Over two years after they were removed from California’s San Gabriel Mountains due to the Bobcat Fire, endangered mountain yellow-legged frogs have been released into their native habitat.

The Aquarium of the Pacific acquired a total of 275 mountain yellow-legged frog tadpoles last July, according to Erin Lundy, who helps care for the frogs at the aquarium.

The aquarium received two tadpole cohorts: one cohort of tadpoles bred at the Los Angeles Zoo and half that were rescued during the fire that devastated their natural habitat.

“Over the course of the last year, we have been slowly and steadily raising them to be frogs,” Lundy told CNN. The species can take up to four to five years to mature from the nascent tadpole stage to the adult frog stage, Lundy added. But they wanted to wait until the tadpoles matured before they released them – the adults are “hardier” than the tadpoles, she said.

On September 15, a group of 188 frogs that had fully matured were released back into the San Gabriel Mountains, according to Lundy. Half were from the rescued cohort and half from the captive-bred cohort. The release is especially exciting given just how endangered the frogs are: there are less than 200 adults remaining in the wild.
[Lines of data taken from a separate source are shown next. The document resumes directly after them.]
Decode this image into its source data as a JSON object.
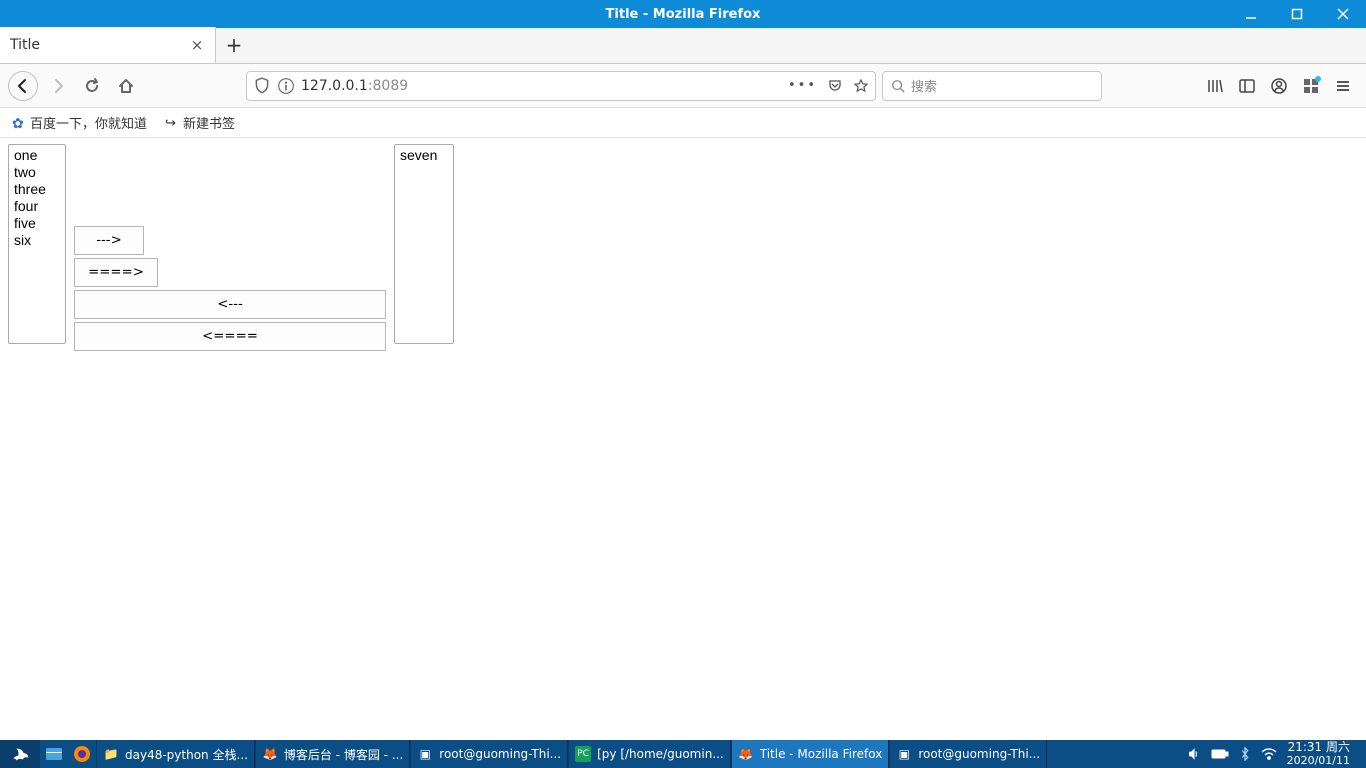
{
  "window": {
    "title": "Title - Mozilla Firefox"
  },
  "tab": {
    "title": "Title"
  },
  "url": {
    "host": "127.0.0.1",
    "port": ":8089"
  },
  "search": {
    "placeholder": "搜索"
  },
  "bookmarks": {
    "baidu": "百度一下，你就知道",
    "newbm": "新建书签"
  },
  "left_list": [
    "one",
    "two",
    "three",
    "four",
    "five",
    "six"
  ],
  "right_list": [
    "seven"
  ],
  "buttons": {
    "right1": "--->",
    "right_all": "====>",
    "left1": "<---",
    "left_all": "<===="
  },
  "tasks": {
    "t1": "day48-python 全栈...",
    "t2": "博客后台 - 博客园 - ...",
    "t3": "root@guoming-Thi...",
    "t4": "[py [/home/guomin...",
    "t5": "Title - Mozilla Firefox",
    "t6": "root@guoming-Thi..."
  },
  "clock": {
    "time": "21:31 周六",
    "date": "2020/01/11"
  }
}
“Being able to release over 180 frogs was really meaningful for us,” Lundy said.


Amphibians like frogs play a key role in the ecosystem, according to Lundy. “When you remove amphibians from a habitat, you’re actually losing all of these really interconnected parts of that food web, that can be pretty detrimental to how the ecosystem functions,” she explained.

Mountain yellow-legged frogs tend to prey on insects including beetles, ants, and flies. And they have a unique survival tactic: They can emit a strong garlic-like scent as a defense mechanism when they feel threatened, said Lundy.

The species used to be quite populous in the US, Lundy said. But when humans introduced invasive predators like trout, which feed on tadpoles, their numbers plummeted.

“Mountain yellow legged frogs didn’t have too many natural predators, which is why they were so populous and why they could take their time growing,” she went on. “And they lived in very high altitudes, and streams and waterways that didn’t typically have fish.”

But the introduction of fish species for recreational fishing “decimated a lot of their population, in addition to infectious disease and other things that have been introduced to these animals over time.”